Bundas de fora poderiam, aliás, ser um honroso apelido para todos nós, nascidos no Brasil. A tribo dos bunda de fora, aqueles que sacolejam e despertam o amor de Platão no mundo. A alegria, o gingado, o swing e o frescor de um bumbum disposto a sorrir para os problemas que surgem nas esquinas da vida. Somos experts em fazer o Senhor e a tentação dançarem juntos no mesmo reels.

Se você estiver em uma praia, faça a observação: que desfile mais democrático! É aquele festival de bundas para todos os gostos – bunda pra dentro, bunda pra fora, bundas esfoladas e aquelas arrebitadas.
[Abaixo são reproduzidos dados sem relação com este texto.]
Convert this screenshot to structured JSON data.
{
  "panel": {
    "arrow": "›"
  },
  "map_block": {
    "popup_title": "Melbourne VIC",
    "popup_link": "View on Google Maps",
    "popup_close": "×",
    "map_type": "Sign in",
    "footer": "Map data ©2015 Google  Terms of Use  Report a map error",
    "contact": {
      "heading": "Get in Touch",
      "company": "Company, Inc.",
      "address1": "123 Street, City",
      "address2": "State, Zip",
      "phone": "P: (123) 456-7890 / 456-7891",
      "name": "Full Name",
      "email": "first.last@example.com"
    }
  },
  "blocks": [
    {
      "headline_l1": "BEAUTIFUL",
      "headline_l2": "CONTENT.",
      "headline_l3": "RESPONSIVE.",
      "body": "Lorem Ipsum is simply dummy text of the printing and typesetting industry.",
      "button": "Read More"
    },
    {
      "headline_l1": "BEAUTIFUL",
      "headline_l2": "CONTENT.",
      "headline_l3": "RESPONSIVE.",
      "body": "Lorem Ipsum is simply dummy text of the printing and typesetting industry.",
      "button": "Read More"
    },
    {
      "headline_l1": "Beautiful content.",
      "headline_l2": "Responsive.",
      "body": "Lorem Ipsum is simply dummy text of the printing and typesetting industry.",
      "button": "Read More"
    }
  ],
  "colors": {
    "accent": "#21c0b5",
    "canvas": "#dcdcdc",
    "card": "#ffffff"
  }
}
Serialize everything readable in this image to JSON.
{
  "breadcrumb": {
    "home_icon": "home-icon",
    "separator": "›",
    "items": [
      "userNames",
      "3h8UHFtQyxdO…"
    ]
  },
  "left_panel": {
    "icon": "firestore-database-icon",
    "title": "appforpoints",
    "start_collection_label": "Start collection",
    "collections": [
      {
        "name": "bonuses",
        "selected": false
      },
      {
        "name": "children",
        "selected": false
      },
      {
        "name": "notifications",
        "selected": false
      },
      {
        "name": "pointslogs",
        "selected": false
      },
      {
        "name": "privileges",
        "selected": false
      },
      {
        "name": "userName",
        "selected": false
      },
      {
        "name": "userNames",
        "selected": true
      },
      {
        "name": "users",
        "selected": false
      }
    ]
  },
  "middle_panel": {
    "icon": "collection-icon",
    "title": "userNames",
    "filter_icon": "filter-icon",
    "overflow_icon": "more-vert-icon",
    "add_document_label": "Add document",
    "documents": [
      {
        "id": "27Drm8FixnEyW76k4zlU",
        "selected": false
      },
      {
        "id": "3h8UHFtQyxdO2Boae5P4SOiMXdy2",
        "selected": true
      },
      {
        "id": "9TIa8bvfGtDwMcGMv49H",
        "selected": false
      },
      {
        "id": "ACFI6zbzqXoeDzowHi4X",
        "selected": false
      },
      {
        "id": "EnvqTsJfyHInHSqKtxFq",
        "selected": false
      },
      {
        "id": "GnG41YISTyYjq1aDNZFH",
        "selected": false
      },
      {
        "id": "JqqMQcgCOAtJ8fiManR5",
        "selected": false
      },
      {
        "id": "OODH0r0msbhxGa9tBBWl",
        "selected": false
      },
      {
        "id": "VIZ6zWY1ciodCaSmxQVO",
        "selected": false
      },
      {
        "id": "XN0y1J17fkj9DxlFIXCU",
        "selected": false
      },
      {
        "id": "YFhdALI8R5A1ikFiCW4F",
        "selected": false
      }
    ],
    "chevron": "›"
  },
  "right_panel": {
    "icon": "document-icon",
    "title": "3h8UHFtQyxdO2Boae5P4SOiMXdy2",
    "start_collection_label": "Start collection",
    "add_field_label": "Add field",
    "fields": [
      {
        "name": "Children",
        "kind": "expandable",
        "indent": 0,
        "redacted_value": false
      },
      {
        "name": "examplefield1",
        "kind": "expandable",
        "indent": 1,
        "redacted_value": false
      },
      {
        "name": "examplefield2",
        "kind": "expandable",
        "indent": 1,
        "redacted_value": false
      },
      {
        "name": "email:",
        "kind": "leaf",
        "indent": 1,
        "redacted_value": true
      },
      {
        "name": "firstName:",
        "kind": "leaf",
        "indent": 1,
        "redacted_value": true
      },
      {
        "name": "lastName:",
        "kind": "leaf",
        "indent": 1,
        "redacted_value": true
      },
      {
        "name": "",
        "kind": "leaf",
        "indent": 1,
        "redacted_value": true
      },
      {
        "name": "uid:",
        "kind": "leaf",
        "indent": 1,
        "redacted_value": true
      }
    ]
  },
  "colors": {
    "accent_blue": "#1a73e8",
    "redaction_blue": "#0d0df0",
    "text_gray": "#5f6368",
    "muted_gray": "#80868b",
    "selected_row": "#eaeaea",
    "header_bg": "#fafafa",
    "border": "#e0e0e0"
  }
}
Tem bunda que é um sorriso alegre. Outras parecem a cara de um velho alemão que chupou um limão azedo. E todas elas, invariavelmente, pertencem a alguém que já postou “Bom dia! Deus no comando” às 7 da manhã.

Porque, sejamos honestos: tem gente que prega a castidade de manhã e está no quartinho escuro trocando de casal à noite. Diz que “Deus vê tudo”, mas esquece que o WhatsApp da amante também. Prega família, tradição e bons costumes no almoço de domingo e, na madrugada, está no sigilo, testando a flexibilidade de uns e outros. Com encontros discretos que rendem mais histórias que o próprio “O Banquete” de Platão.

“Esse processo é o imortal fazendo-se presente na criatura mortal”, dizia Platão, sem imaginar que a imortalidade hoje significa ter seus posts viralizando nas redes sociais. “O que é feio, de seu lado, não se harmoniza com nada que seja divino. Já o que é belo está sempre em harmonia com a divindade”, continuava o filósofo. Parece que o segredo do amor próprio, atualmente, é harmonizar nossas contradições em 15 segundos de story. Um equilíbrio entre o céu e o inferno digital, entre a virtude e o pecado, entre o terço e o rebolado. O problema não é a bunda, nem a fé, mas a incoerência de quem insiste em condenar os outros enquanto faz pior – só que escondido, ou contradizendo suas palavras em cada exposição.

Quem sabe Platão não estava certo e o amor, de fato, transcende? Talvez essa seja a busca de cada um: transcender! Uns fazem o caminho da fé, outros através da carne, e a maioria em um misto confuso dos dois – tudo devidamente documentado e compartilhado, claro, para os seguidores mais fiéis.
Amém? Curte, comenta, compartilha e… vai malhar!